Journalists in the U.S. and Mexico are reeling from the death of Mexican reporter Javier Valdez Cárdenas, who was shot dead on Monday in the Mexican state of Sinaloa, where he lived and worked.
Valdez Cárdenas was an internationally recognized journalist who specialized in reporting on drug-trafficking and organized crime in Mexico. He was one of the founders of Riodoce, a local publication in Sinaloa, as well as a contributor for the national newspaper, La Jornada. Valdez also authored severals on the drug trade in Mexico.
On Tuesday morning, journalists took to the streets of Sinaloa with banners saying "We Demand Justice...Not One More Journalist," to protest the killing.
On Monday, in an editorial titled "They hit us in the heart," the Riodoce editors wrote, “It’s a devastating blow to us, his family, but also to journalism, in Sinaloa, in Mexico, and especially for those who who investigate, write and publish in freedom.”
The publication reported that Valdez was leaving the publication’s office in broad daylight when the shooting occurred only a block away from the office. Attackers made it look like they were going to steal his car but then shot him 12 times with two different weapons. “We have no doubt: those who ordered the crime asked the hit men to ensure the target,” stated Riodoce. They also said they "had no doubt" that his fatal shooting was due to "his work."
Valdez Cárdenas was last seen carrying his cellphone and laptop, said fellow reporters, neither of which were found in his car.
Valdez is at least the sixth journalist to be murdered in Mexico since march. The country has become one of the deadliest in the world for those who work in the media. According to the Committee to Protect Journalists (CPJ), at least 40 journalists have been killed in Mexico since 1992 for reasons related to their work. Another 50 have been killed during the same time period for reasons not yet confirmed.
Sinaloa has long been a drug trafficking center in Mexico and home to the Sinaloa drug cartel, headed by the notorious Joaquin “El Chapo” Guzman. According to the Associated Press, experts say that Guzman’s arrest last year and extradition in January have led to upheaval in the area as rival factions war for control of the gang.
Valdez was aware of the dangers of reporting on the drug trade. The CPJ reported that, in the weeks before his murder, Valdez told the CPJ that he was concerned for his safety. Earlier this month, CPJ released a report, “No Excuse: Mexico must break cycle of impunity in journalists' murders,” about the violence against journalists in the country.
La Jornada reported that Valdez Cárdenas had received multiple anonymous death threats within the last three months.
In a previous interview with NBC News, the slain journalist was asked why he didn't seek asylum in the U.S. Valdez responded that "someone has to tell the world what's happening in my country."
President Enrique Peña Nieto took to Twitter to condemn what he said was an “outrageous crime.” He also tweeted: “I reiterate our commitment to freedom of expression and the press, fundamental for our democracy.”

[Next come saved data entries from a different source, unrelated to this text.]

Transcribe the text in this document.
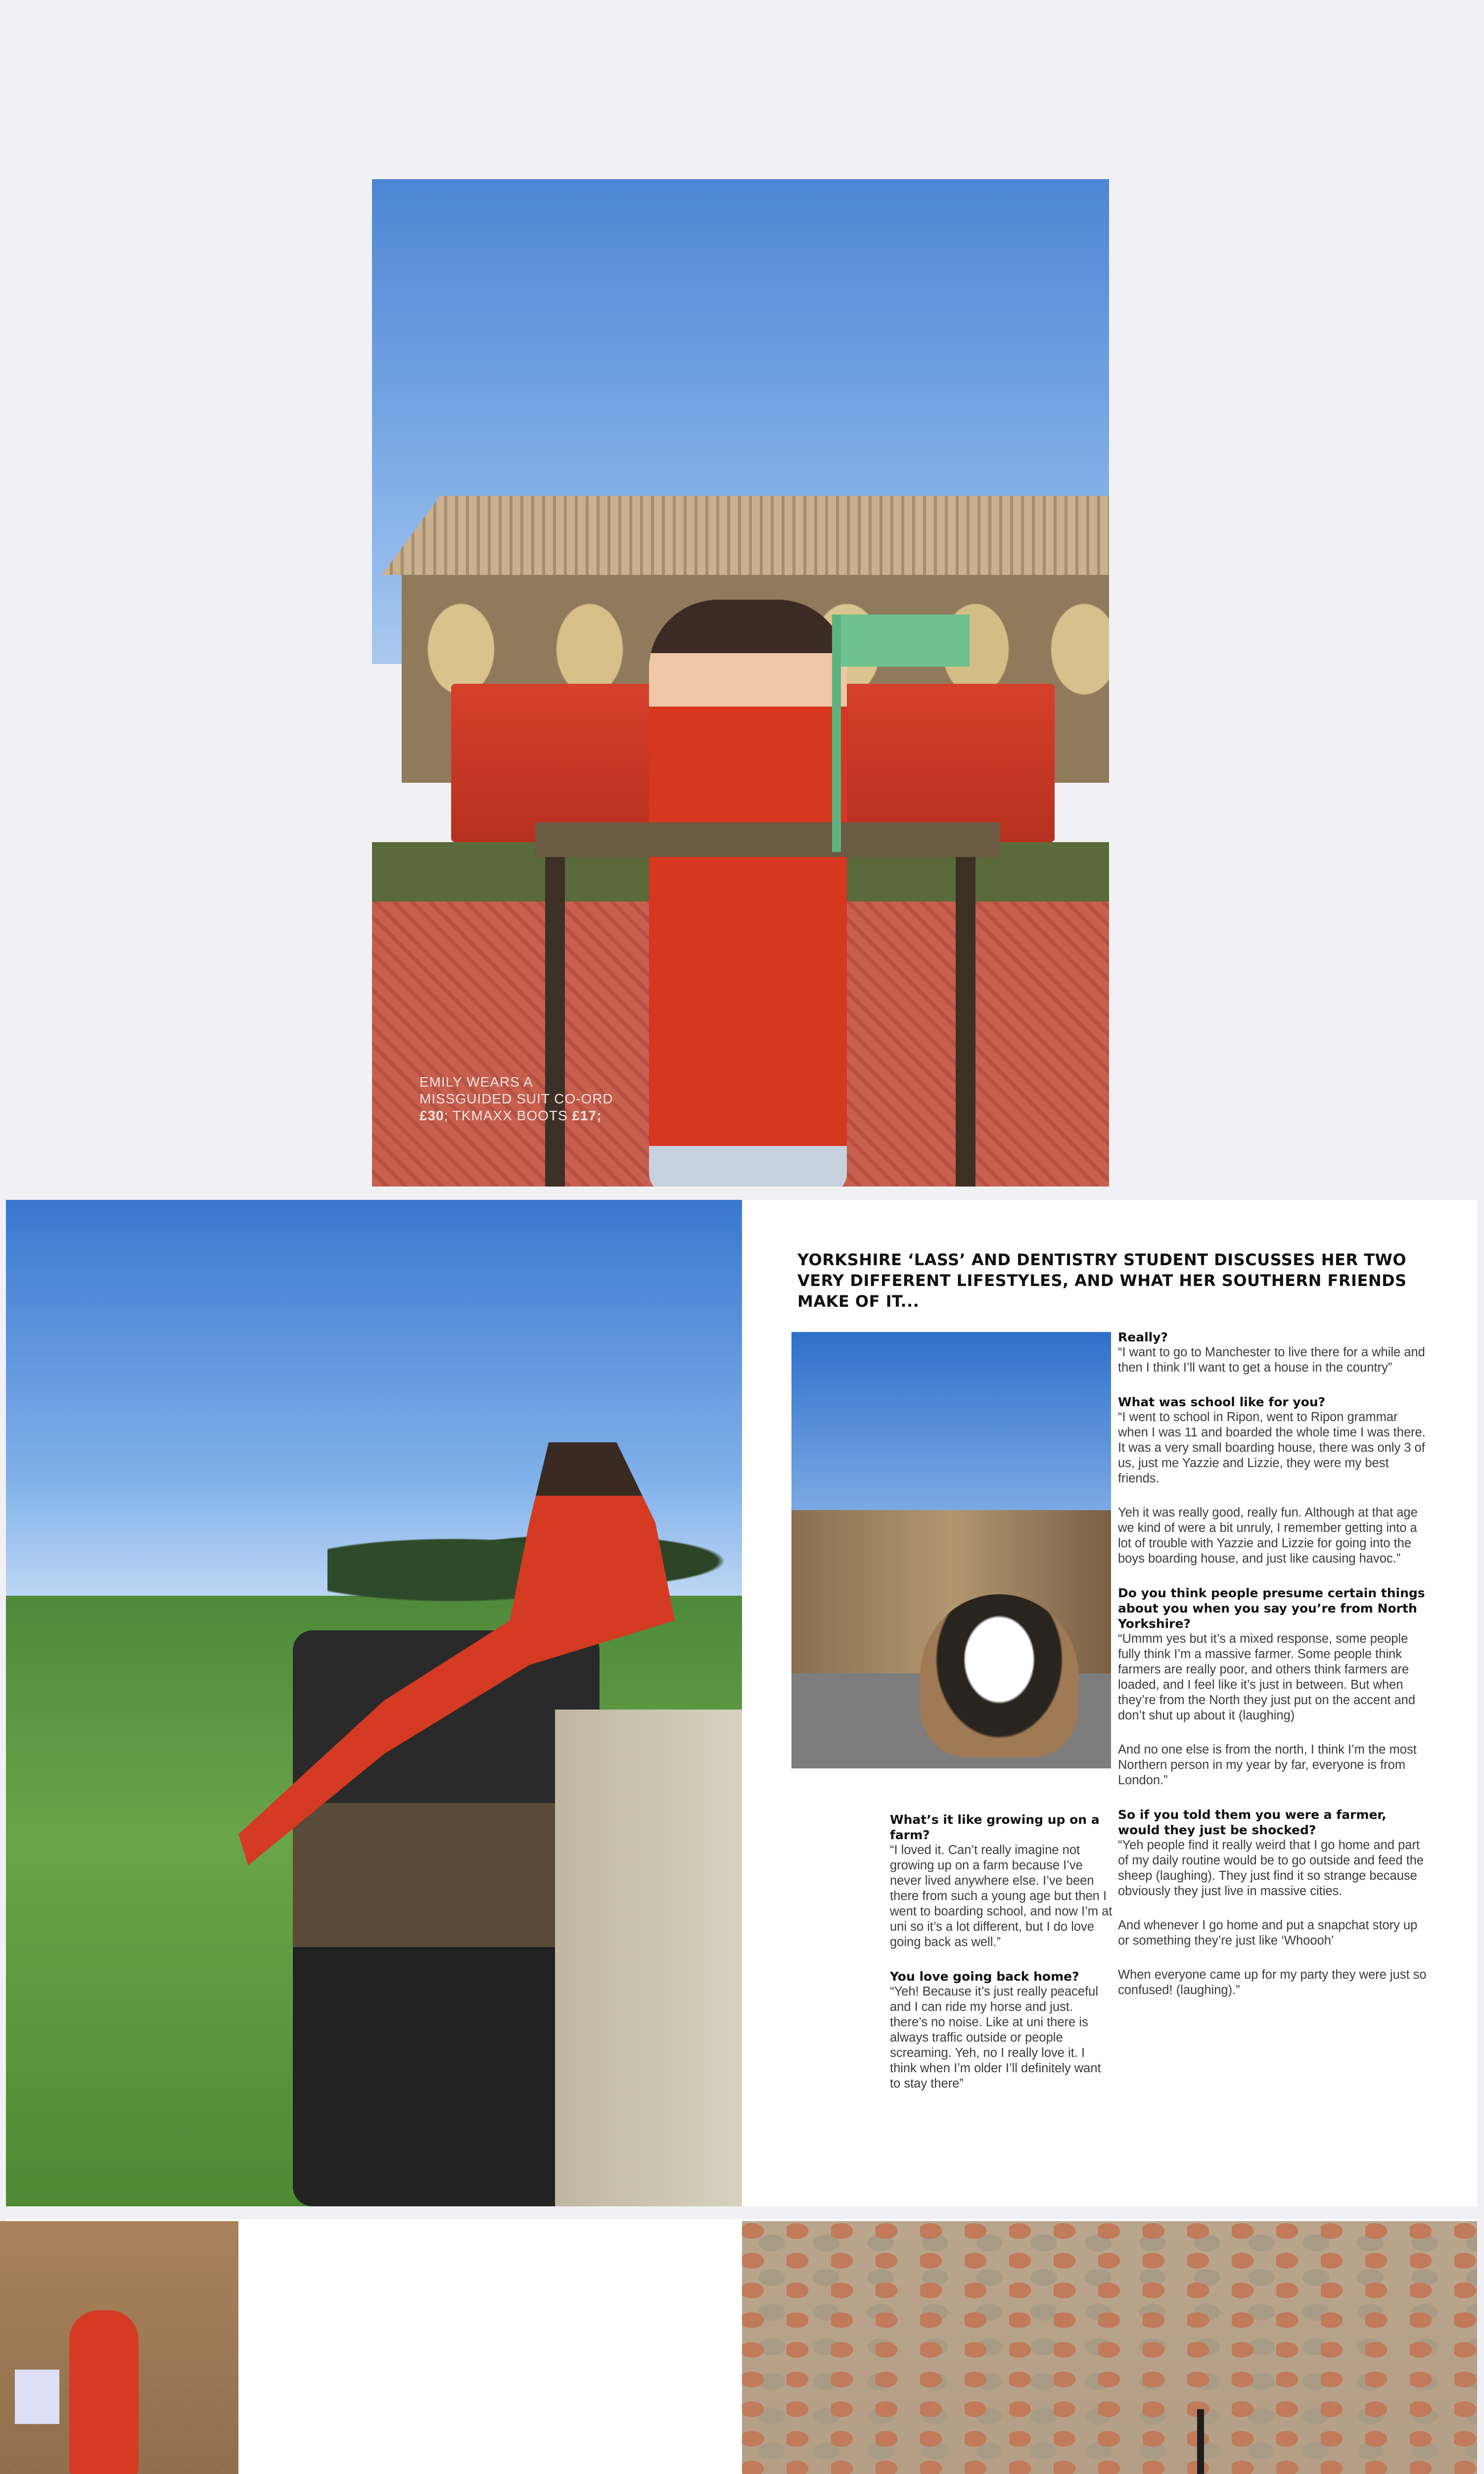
EMILY WEARS A
MISSGUIDED SUIT CO-ORD
£30; TKMAXX BOOTS £17;
YORKSHIRE ‘LASS’ AND DENTISTRY STUDENT DISCUSSES HER TWO VERY DIFFERENT LIFESTYLES, AND WHAT HER SOUTHERN FRIENDS MAKE OF IT...
Really?

“I want to go to Manchester to live there for a while and then I think I’ll want to get a house in the country”

What was school like for you?

“I went to school in Ripon, went to Ripon grammar when I was 11 and boarded the whole time I was there. It was a very small boarding house, there was only 3 of us, just me Yazzie and Lizzie, they were my best friends.

Yeh it was really good, really fun. Although at that age we kind of were a bit unruly, I remember getting into a lot of trouble with Yazzie and Lizzie for going into the boys boarding house, and just like causing havoc.”

Do you think people presume certain things about you when you say you’re from North Yorkshire?

“Ummm yes but it’s a mixed response, some people fully think I’m a massive farmer. Some people think farmers are really poor, and others think farmers are loaded, and I feel like it’s just in between. But when they’re from the North they just put on the accent and don’t shut up about it (laughing)

And no one else is from the north, I think I’m the most Northern person in my year by far, everyone is from London.”

So if you told them you were a farmer, would they just be shocked?

“Yeh people find it really weird that I go home and part of my daily routine would be to go outside and feed the sheep (laughing). They just find it so strange because obviously they just live in massive cities.

And whenever I go home and put a snapchat story up or something they’re just like ‘Whoooh’

When everyone came up for my party they were just so confused! (laughing).”

What’s it like growing up on a farm?

“I loved it. Can’t really imagine not growing up on a farm because I’ve never lived anywhere else. I’ve been there from such a young age but then I went to boarding school, and now I’m at uni so it’s a lot different, but I do love going back as well.”

You love going back home?

“Yeh! Because it’s just really peaceful and I can ride my horse and just. there’s no noise. Like at uni there is always traffic outside or people screaming. Yeh, no I really love it. I think when I’m older I’ll definitely want to stay there”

The National Association of Hispanic Journalists (NAHJ) said in an email that more must be done to protect reporters in Mexico.
"Today and every day we stand with our journalists across the border. We are simply doing our jobs," said NAHJ Brandon Benavides to NBC Latino via email.
"The Mexican Government must do more to protect journalists and prosecute those criminals who kill journalists for doing their jobs," stated Benavides. "In 2016, we saw the highest number of journalist assassinations in more than a ten year period. This year, we’re facing an unacceptable continuation of these assassinations."
Despite the death of one of its founders, Riodoce stated "we cannot stop covering topics about drug trafficking — we were born for informing, not for silence."